The large hadron collider gets protons to 7TeV which = 99.9999991%c They also
gain mass from this but if your spaceship only needs to hit .1c then that's
more or less irrelevant.

------
FiatLuxDave
I think I said this in the last thread about interstellar spacecraft, but
rockets are probably the wrong paradigm for interstellar travel. People are
right to point out that the amount of energy and mass ratios needed are huge.
However, if instead you leave your reaction mass behind, and use reaction mass
from where you arrive, then this is much less of an issue.

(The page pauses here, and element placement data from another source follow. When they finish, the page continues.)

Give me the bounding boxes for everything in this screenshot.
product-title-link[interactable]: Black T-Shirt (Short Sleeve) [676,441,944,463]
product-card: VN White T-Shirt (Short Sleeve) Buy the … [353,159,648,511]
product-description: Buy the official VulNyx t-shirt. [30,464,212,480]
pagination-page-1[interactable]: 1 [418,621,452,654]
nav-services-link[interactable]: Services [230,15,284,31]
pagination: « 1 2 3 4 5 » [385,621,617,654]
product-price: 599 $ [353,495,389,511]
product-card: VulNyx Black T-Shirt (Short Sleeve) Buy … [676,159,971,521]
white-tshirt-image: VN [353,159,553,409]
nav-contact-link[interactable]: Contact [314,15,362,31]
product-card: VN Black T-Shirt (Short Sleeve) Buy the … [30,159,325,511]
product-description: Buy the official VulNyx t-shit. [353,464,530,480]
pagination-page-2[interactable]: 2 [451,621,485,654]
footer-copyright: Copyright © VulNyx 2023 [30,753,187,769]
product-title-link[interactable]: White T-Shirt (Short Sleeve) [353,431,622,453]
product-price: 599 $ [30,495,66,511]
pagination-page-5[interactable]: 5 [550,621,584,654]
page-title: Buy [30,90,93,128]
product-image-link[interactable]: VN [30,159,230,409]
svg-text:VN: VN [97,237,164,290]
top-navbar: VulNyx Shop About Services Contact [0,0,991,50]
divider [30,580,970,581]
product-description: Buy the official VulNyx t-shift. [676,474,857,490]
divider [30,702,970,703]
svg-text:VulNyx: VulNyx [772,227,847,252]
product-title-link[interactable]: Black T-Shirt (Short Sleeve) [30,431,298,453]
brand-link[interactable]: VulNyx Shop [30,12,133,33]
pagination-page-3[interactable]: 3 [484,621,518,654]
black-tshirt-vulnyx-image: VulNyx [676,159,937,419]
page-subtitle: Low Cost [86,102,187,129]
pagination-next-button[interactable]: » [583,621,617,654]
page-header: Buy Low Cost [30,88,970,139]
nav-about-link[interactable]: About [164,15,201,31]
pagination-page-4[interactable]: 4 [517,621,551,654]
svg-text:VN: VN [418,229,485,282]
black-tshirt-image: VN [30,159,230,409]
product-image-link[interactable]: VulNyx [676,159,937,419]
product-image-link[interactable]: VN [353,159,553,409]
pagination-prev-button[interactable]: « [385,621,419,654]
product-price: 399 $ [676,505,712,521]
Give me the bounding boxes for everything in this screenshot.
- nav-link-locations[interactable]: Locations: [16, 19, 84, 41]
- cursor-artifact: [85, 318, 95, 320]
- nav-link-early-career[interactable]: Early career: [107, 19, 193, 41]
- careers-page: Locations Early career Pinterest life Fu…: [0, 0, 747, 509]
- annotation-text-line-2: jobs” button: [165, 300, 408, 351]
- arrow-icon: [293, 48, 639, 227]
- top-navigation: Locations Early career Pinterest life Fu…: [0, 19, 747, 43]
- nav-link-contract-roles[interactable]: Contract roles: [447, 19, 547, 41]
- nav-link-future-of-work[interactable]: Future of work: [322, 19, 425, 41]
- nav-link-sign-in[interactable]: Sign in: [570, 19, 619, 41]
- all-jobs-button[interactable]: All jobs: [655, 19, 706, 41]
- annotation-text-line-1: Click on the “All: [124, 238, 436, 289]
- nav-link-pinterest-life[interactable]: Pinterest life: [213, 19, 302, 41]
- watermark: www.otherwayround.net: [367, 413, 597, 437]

The classic example of a system which does something like this is the Bussard
ramjet. Another would be beamed power or beamed propulsion, ala the Moties
from Niven's _The Mote in Gods Eye_ or Leik Myrabo's work. My personal
favorite idea is using electromagnetic interactions to accelerate using the
Sun itself as the reaction mass, and then doing the same process in reverse at
the arrival star to generate power at the other end. The power could be put in
using a beamed system or other system where the infrastructure would stay in
this star system. But the energy could then be used at the other end to either
power needs for exploration or colonization, or to re-accelerate the ship for
another trip to another star.

To go travel to another close star in tens of years, you will need to have
around 10% of your mass energy in kinetic energy (a Lorentz factor of around
1.1). So, as a first approximation, if energy alone were the issue and a
reaction mass the size of a sun were used, an amount of energy equal to the US
energy consumption in 2008 could accelerate about 30 tons to 10% of c (see
[http://en.wikipedia.org/wiki/Orders_of_magnitude_%28energy%2...](http://en.wikipedia.org/wiki/Orders_of_magnitude_%28energy%29)).
This is big, but not out of the range of human capabilities. And if the energy
were recyclable many times, then this amount of energy would be essentially
the largest investment in the creation of a true reusable starship.

This is interesting, because it gives us a good minimum cost for such a
starship. If we assume a typical cost of energy of 10 cents per kWh, and a 60
ton vehicle (around the size of a Space Shuttle orbiter) going 10% of c, this
gives us $750 billion for the cost of energy alone. This is about six times
the inflation adjusted cost of the Apollo program.